Forget turbos, this is perfection. Secrets of the insane 11,000rpm V12 destined for Aston’s Valkyrie.
COME AGAIN? The engine figures
REVOLUTIONS PER MINUTE 11,100
PEAK TORQUE AT 7000RPM 740Nm
MAX POWER BHP 985
WEIGHT KILOGRAMS 202
If you don’t come away frightened, then there’s something wrong with you.”
That’s the warning Cosworth MD Bruce Wood gave media before his company’s 6.5-litre V12, built for the Aston Martin Valkyrie, was unleashed on an engine dyno for a huddled mass.
Producing 735kW and 740Nm, with a redline of 11,100rpm, the Valkyrie’s engine is something to be both feared and celebrated.

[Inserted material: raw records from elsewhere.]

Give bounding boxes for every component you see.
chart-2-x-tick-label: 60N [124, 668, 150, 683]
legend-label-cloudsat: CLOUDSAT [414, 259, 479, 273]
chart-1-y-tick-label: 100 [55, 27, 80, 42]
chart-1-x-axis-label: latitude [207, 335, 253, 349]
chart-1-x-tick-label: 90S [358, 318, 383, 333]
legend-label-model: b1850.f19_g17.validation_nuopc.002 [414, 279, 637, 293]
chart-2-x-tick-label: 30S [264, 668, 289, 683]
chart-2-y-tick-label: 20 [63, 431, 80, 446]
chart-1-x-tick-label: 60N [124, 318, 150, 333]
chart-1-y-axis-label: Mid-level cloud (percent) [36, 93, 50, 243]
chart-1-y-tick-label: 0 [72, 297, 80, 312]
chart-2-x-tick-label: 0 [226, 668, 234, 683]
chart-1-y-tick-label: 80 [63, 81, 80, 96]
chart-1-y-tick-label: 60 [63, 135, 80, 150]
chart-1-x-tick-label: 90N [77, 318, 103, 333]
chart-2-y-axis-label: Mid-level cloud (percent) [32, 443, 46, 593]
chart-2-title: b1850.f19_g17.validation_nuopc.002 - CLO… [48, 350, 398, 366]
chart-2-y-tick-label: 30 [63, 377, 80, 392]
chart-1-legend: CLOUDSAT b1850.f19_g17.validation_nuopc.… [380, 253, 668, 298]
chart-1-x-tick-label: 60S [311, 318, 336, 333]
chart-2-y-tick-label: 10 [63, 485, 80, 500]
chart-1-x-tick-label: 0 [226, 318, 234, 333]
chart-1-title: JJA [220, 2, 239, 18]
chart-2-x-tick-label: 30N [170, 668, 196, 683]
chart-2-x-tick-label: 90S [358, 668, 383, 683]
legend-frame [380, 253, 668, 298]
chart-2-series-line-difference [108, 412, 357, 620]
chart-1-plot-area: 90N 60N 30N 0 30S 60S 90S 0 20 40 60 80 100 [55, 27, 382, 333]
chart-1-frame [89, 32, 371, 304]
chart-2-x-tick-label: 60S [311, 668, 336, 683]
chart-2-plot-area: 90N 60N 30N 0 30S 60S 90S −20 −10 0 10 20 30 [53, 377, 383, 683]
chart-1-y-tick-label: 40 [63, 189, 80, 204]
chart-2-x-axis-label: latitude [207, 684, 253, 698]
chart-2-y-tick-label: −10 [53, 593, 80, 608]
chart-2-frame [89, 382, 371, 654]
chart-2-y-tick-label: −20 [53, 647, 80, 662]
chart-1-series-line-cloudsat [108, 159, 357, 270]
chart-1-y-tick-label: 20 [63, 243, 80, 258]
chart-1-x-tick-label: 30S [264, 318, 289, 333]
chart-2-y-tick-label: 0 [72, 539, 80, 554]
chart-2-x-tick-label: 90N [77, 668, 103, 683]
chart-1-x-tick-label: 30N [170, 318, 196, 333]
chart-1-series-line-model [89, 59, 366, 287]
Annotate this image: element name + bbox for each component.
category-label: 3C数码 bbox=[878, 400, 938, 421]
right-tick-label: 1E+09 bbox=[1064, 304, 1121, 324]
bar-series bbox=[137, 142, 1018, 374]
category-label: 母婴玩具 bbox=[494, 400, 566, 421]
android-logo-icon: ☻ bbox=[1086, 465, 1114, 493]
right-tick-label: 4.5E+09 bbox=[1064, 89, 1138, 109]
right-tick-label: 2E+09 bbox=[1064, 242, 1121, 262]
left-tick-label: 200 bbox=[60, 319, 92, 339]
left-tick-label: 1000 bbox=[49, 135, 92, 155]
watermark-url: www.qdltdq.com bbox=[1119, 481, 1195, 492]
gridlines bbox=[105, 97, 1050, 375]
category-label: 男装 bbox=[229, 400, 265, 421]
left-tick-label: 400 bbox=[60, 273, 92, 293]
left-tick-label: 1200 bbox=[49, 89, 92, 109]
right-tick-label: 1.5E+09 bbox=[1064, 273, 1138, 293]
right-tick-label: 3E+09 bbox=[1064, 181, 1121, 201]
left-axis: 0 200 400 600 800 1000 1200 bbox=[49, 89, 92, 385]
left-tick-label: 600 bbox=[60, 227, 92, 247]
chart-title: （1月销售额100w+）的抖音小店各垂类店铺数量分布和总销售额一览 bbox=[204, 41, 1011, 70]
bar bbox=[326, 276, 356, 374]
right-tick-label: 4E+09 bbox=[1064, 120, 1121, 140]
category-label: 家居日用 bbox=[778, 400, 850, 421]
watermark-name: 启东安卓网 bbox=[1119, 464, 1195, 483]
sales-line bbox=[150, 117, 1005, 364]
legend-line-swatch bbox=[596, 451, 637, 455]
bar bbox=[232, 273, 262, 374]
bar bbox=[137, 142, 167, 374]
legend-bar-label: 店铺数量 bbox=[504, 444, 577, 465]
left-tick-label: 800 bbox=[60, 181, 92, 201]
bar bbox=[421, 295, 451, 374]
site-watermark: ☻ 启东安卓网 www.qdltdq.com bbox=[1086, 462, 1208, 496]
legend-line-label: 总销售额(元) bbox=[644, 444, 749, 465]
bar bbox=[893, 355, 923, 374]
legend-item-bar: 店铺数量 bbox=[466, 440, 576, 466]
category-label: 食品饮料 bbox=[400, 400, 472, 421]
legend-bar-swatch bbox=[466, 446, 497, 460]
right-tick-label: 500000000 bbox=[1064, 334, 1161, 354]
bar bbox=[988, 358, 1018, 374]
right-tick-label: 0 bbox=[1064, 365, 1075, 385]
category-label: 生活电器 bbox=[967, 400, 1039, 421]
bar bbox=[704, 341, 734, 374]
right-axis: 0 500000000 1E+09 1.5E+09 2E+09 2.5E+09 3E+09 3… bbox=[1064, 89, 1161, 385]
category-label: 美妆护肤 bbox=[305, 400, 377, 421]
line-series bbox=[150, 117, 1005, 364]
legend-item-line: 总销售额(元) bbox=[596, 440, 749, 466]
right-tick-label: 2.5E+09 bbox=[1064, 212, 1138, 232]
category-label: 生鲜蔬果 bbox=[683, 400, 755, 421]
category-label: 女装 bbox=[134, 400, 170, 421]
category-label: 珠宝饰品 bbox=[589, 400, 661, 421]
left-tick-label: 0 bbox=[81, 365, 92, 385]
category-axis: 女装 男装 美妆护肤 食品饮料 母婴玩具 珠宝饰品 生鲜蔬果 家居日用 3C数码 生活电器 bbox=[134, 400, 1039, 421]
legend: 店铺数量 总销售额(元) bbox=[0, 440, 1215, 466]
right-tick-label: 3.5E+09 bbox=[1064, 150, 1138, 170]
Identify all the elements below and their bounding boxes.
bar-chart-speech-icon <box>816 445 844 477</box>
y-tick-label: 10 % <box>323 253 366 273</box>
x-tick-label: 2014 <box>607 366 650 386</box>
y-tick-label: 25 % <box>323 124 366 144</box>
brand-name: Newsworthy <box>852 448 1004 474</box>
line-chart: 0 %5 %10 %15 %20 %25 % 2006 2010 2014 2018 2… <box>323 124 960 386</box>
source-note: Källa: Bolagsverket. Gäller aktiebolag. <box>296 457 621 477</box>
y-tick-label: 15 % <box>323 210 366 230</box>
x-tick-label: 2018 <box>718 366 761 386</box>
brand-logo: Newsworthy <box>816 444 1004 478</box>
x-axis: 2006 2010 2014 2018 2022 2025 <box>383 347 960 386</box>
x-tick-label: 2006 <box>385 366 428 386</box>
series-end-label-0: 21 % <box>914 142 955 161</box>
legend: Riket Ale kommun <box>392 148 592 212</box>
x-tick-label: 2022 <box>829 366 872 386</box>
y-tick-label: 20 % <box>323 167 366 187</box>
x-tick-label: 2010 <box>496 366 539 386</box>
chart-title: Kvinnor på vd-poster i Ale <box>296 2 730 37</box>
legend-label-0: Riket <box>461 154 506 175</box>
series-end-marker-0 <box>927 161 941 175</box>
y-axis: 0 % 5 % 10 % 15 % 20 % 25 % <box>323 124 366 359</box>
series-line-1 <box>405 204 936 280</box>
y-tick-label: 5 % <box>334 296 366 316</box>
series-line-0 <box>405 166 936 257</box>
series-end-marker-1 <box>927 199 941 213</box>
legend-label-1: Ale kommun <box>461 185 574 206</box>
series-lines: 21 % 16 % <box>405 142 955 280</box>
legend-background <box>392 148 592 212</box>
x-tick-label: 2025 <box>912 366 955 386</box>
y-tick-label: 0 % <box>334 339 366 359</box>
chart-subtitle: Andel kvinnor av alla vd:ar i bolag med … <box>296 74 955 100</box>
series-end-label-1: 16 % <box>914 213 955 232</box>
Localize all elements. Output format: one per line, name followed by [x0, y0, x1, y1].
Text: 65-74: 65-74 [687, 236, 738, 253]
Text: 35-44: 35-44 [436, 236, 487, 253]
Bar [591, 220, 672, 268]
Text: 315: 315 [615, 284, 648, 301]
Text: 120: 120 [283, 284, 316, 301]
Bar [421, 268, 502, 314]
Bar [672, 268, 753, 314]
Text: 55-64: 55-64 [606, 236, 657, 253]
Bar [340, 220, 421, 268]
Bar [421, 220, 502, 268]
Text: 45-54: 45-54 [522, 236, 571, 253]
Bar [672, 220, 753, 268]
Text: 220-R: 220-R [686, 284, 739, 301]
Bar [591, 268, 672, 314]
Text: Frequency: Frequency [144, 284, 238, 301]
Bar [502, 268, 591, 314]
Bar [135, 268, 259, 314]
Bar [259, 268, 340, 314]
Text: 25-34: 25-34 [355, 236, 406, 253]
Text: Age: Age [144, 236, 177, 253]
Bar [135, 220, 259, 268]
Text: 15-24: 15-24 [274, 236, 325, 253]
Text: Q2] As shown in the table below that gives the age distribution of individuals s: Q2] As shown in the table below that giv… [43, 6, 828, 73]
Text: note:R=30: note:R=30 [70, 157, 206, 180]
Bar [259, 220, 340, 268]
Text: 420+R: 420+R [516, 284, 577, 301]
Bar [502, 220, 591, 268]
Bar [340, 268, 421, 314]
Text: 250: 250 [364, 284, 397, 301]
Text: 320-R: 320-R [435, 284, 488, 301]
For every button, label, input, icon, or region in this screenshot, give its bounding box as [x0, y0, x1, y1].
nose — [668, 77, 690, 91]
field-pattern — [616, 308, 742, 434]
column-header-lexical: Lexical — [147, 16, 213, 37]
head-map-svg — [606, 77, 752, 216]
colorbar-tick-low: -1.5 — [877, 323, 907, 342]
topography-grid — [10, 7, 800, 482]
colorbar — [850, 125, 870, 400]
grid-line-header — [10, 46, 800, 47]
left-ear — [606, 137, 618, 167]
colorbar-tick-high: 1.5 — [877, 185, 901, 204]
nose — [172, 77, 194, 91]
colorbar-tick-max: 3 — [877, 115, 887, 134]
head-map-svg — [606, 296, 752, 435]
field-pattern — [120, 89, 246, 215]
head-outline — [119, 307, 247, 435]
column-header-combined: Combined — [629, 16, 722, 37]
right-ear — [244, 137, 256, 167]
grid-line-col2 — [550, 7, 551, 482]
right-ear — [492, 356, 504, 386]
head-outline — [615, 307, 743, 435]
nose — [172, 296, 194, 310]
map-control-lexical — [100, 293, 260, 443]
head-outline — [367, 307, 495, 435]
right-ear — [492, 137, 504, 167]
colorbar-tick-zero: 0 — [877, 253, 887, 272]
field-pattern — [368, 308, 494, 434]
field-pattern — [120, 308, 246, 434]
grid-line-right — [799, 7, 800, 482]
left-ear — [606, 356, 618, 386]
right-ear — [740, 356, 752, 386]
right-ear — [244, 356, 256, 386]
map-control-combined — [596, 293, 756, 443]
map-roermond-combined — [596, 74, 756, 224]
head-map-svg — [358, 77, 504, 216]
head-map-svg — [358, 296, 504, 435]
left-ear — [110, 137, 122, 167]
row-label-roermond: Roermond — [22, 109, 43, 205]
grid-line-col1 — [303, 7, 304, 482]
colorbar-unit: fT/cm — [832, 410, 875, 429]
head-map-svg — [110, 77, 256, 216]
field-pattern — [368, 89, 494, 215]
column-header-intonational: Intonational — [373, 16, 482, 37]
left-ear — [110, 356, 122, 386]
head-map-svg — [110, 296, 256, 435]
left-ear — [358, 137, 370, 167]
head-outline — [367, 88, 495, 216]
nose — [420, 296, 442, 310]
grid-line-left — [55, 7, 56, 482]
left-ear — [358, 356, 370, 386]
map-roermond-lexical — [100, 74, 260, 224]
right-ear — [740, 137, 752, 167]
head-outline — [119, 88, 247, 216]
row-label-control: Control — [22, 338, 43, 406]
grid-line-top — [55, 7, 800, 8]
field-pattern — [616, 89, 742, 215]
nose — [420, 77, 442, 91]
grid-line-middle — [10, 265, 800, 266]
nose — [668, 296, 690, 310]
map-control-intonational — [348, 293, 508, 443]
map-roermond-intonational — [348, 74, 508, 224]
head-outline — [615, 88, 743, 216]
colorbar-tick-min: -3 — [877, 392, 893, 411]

In an era when internal combustion is being threatened, Cosworth has created what could well be the greatest engine of its kind. TheValkyrie’s powerplant is the most powerful naturally aspirated V12 ever produced, including dedicated racing units.
Valkyrie is a collaboration between Aston and the Red Bull F1 race team, spearheaded by Adrian Newey. The design guru’s famed attention to detail went so far as to ensure the 130-gram lacquer on the engine’s intakes be an optional extra due to its added weight. Newey’s target for the V12 was 200kg (80kg less than the 7.3L V12 in 2009’s Aston Martin One-77), which Cosworth missed by just a couple kilos.
In order to build such a lithe product there are no liners in the engine, with plasma coating used on the cylinder walls. When spun near redline, the Valkyrie’s 12 pistons are each travelling upwards of 90km/h. Allowing the engine to spin at a rate well beyond even the 911 GT3’s 9000rpm redline is the use of tech traditionally reserved for race vars. The Valkyrie’s four cams are driven by gears, not chains, as the latter suffer reliability issues above 10,000rpm.
Other concessions were needed for reliability – it has variable valve timing, but not variable lift, as the latter can’t react fast enough high in the rev range. The crankshaft is milled from solid steel, while aerospace-quality materials are used for the alloy heads and titanium rods and valves, with Cosworth shunning more exotic options as they couldn’t ensure long-term reliability. While performance was clearly a key design brief, so to was the engine’s lifespan, with Cosworth eager to point out their creation will require less maintenance than the 1.6-litre turbo V6 F1 engine fitted to the Valkyrie’s German rival – the Mercedes-AMG One – which is being developed just 34 kilometres down the road.
Cosworth has put the V12 through over 200 hours of dyno testing, much of it at full throttle, replicating 160,000-kilometres of driving. Oil changes are needed every 5000km. Boosting performance further, and aiding low-speed tractability, is a single-motor KERS (kinetic energy recovery system) being developed by Croatian company Rimac. The entire powertrain will drive the rear wheels exclusively, with the combustion unit channelled through a Ricardo-built single-clutch transmission.
Consider its visual beauty, stratospheric performance and pioneering engineering, and the Valkyrie’s V12 is at the same time both outlandish old-school tribute and sophisticated, cutting-edge design.